Wo das öffentliche Interesse an Schandtaten aufhört, und wo der Internetpranger nur einer privaten Abrechnung dient, ist nicht immer klar definierbar. Zum Beispiel wenn ein Vermieter auf Facebook vor einer säumigen Mieterin warnt. Schlammschlacht oder nützlicher Hinweis? Und wann ist das öffentliche Zurschaustellen gerechtfertigt?

Für den Strafrechtler und Kriminologen Martin Killias steht hier immer der Persönlichkeitsschutz im Zentrum (siehe Interview unten). Er weist darauf hin, dass Betreiber von Plattformen zur Rechenschaft gezogen werden können, wenn sie ehrverletzende Kommentare dulden. Und er warnt vor der inflationären Verwendung des Online-Prangers.
EXPERTENINTERVIEW

«Je mehr Leute angeprangert werden, desto salonfähiger wird ein Vergehen»

Martin Killias
Martin Killias (67) ist Strafrechtsprofessor und juristischer Berater.

Nachgefragt bei Martin Killias (67), Strafrechtsprofessor und juristischer Berater.

Martin Killias, die Kantonspolizeien finden seit Jahren straffällige Hooligans und Vandalen dank Internetfahndung. Ist damit der Internetpranger etabliert?

Diese Fahndungen sind eigentlich nichts Neues. Schon immer hat man Straftäter mit Bildern gesucht. Früher waren es Zeichnungen und Phantombilder. Heute hat man echte Aufnahmen und stellt diese ins Netz. Das ist in Ordnung, wenn die Voraussetzungen dafür gegeben sind.

Welche Voraussetzungen?

Die Verhältnismässigkeit muss gewahrt sein. Das heisst, die Straftat muss eine gewisse Schwere haben. Ausserdem darf man die Bilder erst online stellen, wenn der mutmassliche Täter vorher auf anderen Wegen gesucht wurde. Sein Bild muss dann zuerst verpixelt gepostet werden, damit der Gesuchte Zeit hat, sich zu stellen.
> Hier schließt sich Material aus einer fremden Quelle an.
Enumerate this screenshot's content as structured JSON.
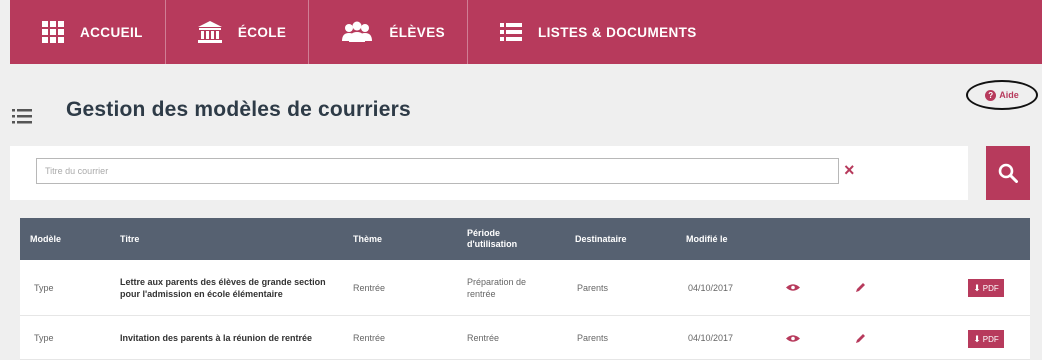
{
  "nav": {
    "items": [
      {
        "label": "ACCUEIL",
        "icon": "grid-icon"
      },
      {
        "label": "ÉCOLE",
        "icon": "school-building-icon"
      },
      {
        "label": "ÉLÈVES",
        "icon": "students-icon"
      },
      {
        "label": "LISTES & DOCUMENTS",
        "icon": "list-icon"
      }
    ]
  },
  "page": {
    "title": "Gestion des modèles de courriers",
    "help_label": "Aide"
  },
  "search": {
    "placeholder": "Titre du courrier",
    "clear_label": "×"
  },
  "table": {
    "headers": {
      "modele": "Modèle",
      "titre": "Titre",
      "theme": "Thème",
      "periode_line1": "Période",
      "periode_line2": "d'utilisation",
      "destinataire": "Destinataire",
      "modifie": "Modifié le"
    },
    "rows": [
      {
        "modele": "Type",
        "titre": "Lettre aux parents des élèves de grande section pour l'admission en école élémentaire",
        "theme": "Rentrée",
        "periode": "Préparation de rentrée",
        "destinataire": "Parents",
        "modifie": "04/10/2017",
        "pdf_label": "PDF"
      },
      {
        "modele": "Type",
        "titre": "Invitation des parents à la réunion de rentrée",
        "theme": "Rentrée",
        "periode": "Rentrée",
        "destinataire": "Parents",
        "modifie": "04/10/2017",
        "pdf_label": "PDF"
      }
    ]
  },
  "colors": {
    "brand": "#b73a5c",
    "table_header": "#566171",
    "background": "#efefef"
  }
}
Nur wenn das nicht geschieht, darf das Foto unverpixelt erscheinen.

Die Zürcher Stadtpolizei hat vor wenigen Wochen erstmals Aufnahmen eines mutmasslichen Sexualtäters zwecks Fahndung ins Netz gestellt. Ist das auch hier die richtige Massnahme?

Es ist zumindest eine logische Entwicklung. Problematisch ist hier, wie bei jeder Internetfahndung, dass eine gewisse Ewigkeitswirkung besteht. Bilder können praktisch nicht gelöscht werden. Und wenn jemand noch Jahre und Jahrzehnte im Zusammenhang mit einer Straftat im Netz zu finden ist, kann das für den Gesuchten zum Problem werden.
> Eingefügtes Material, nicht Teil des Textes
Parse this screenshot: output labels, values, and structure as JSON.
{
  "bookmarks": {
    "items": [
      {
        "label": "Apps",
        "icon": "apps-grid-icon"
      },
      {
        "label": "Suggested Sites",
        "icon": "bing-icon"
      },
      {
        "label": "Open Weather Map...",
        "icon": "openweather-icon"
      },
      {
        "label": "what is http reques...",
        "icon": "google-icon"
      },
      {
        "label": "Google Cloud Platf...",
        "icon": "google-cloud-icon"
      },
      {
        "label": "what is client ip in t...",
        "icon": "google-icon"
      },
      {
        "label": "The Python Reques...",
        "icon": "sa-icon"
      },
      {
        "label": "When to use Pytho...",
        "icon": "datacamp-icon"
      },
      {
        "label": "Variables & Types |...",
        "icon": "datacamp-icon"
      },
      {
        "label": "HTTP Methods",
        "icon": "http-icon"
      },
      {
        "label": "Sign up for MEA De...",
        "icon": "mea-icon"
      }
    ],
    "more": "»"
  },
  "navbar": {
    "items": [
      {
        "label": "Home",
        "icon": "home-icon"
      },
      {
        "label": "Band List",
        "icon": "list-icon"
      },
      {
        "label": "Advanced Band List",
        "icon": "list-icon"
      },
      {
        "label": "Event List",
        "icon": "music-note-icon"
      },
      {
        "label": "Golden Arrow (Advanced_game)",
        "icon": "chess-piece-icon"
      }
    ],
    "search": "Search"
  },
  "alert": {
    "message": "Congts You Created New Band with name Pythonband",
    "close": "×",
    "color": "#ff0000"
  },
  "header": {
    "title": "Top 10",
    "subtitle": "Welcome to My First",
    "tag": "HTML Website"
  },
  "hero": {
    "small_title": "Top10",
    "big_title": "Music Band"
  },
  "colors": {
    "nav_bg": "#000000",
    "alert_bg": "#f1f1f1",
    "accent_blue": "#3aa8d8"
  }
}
Darum befürchten viele, zum «gläsernen Bürger» zu werden. Wir werden überall gefilmt oder fotografiert.

Im historischen Rahmen gesehen haben wir viel mehr Anonymität als früher. Nehmen wir einen Knecht aus Gotthelfs Zeiten. Frühstücken, Kühe melken, essen, Vieh versorgen: Er war stets unter der Aufsicht des Bauern und konnte nirgends hin – ausser ein Mal im Jahr an die Chilbi. Heute leben wir viel anonymer und sind sehr mobil, auch dank S-Bahnen. Der technische Fortschritt bringt nun aber auch die Mittel, eine S-Bahn zu überwachen. Das öffentliche Interesse am Finden eines Straftäters rechtfertigt hier die Überwachungskameras.
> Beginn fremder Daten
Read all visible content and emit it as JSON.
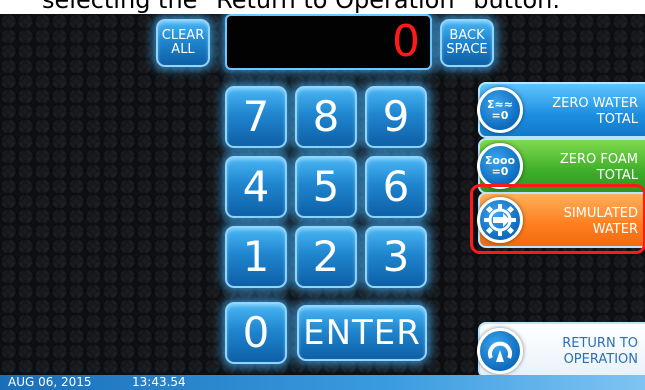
{
  "caption": "selecting the \"Return to Operation\" button.",
  "display": {
    "value": "0"
  },
  "keypad": {
    "clear_all": "CLEAR\nALL",
    "back_space": "BACK\nSPACE",
    "digits": [
      "7",
      "8",
      "9",
      "4",
      "5",
      "6",
      "1",
      "2",
      "3",
      "0"
    ],
    "enter": "ENTER"
  },
  "side_buttons": {
    "zero_water": {
      "label": "ZERO WATER\nTOTAL",
      "icon_text": "Σ≈≈\n=0"
    },
    "zero_foam": {
      "label": "ZERO FOAM\nTOTAL",
      "icon_text": "Σooo\n=0"
    },
    "simulated_water": {
      "label": "SIMULATED\nWATER"
    },
    "return_to_operation": {
      "label": "RETURN TO\nOPERATION"
    }
  },
  "status": {
    "date": "AUG 06, 2015",
    "time": "13:43.54"
  },
  "colors": {
    "key_blue": "#1f86cf",
    "display_red": "#ff1a1a",
    "zero_water": "#1c8ee0",
    "zero_foam": "#3fae2a",
    "simulated_water": "#ff7d1e",
    "highlight": "#ff1a1a"
  }
}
Mit dem Argument öffentliches Interesse hat ein Politiker kürzlich eine säumige Mieterin auf Facebook angeprangert. Er wolle damit andere Vermieter vor dieser Person warnen. Ist das legitim?

Grundsätzlich herrscht in der Schweiz Meinungsäusserungsfreiheit. Wenn aber ein Beitrag ehr- oder persönlichkeitsverletzend ist, geht er zu weit. Ausserdem frage ich mich, ob es nicht effektiver wäre, eine solche Warnung beim Hauseigentümerverband zu platzieren.

Kann ein Internetpranger auch eine abschreckende Wirkung haben?

Durchaus. Der Mensch fürchtet Reputationsverlust mindestens so sehr wie die eigentliche Strafe. Das Problem: Je mehr Menschen angeprangert werden, desto salonfähiger wird ein Vergehen. Wird die halbe Stadtbevölkerung öffentlich der Steuerhinterziehung beschuldigt, kann ich mich als einzelner Steuersünder in bester Gesellschaft fühlen.

Seit einiger Zeit kann man im Internet Hotels und Restaurants bewerten. Nun soll im November die Handy-App «Peeple» erscheinen, mit der man Menschen bewerten kann. Macht es Sinn, öffentlich vor falschen Freunden zu warnen?

Das ist eine äusserst bedenkliche Entwicklung. Das Problem ist immer das Gleiche, die Persönlichkeitsverletzung. Wenn öffentliche Kritik eine suizidgefährdete Person trifft, ist das besonders schlimm. Auch in Internetforen werden zum Teil Bösartigkeiten ausgelebt, für die eines Tages die Betreiber der Plattformen werden haften müssen.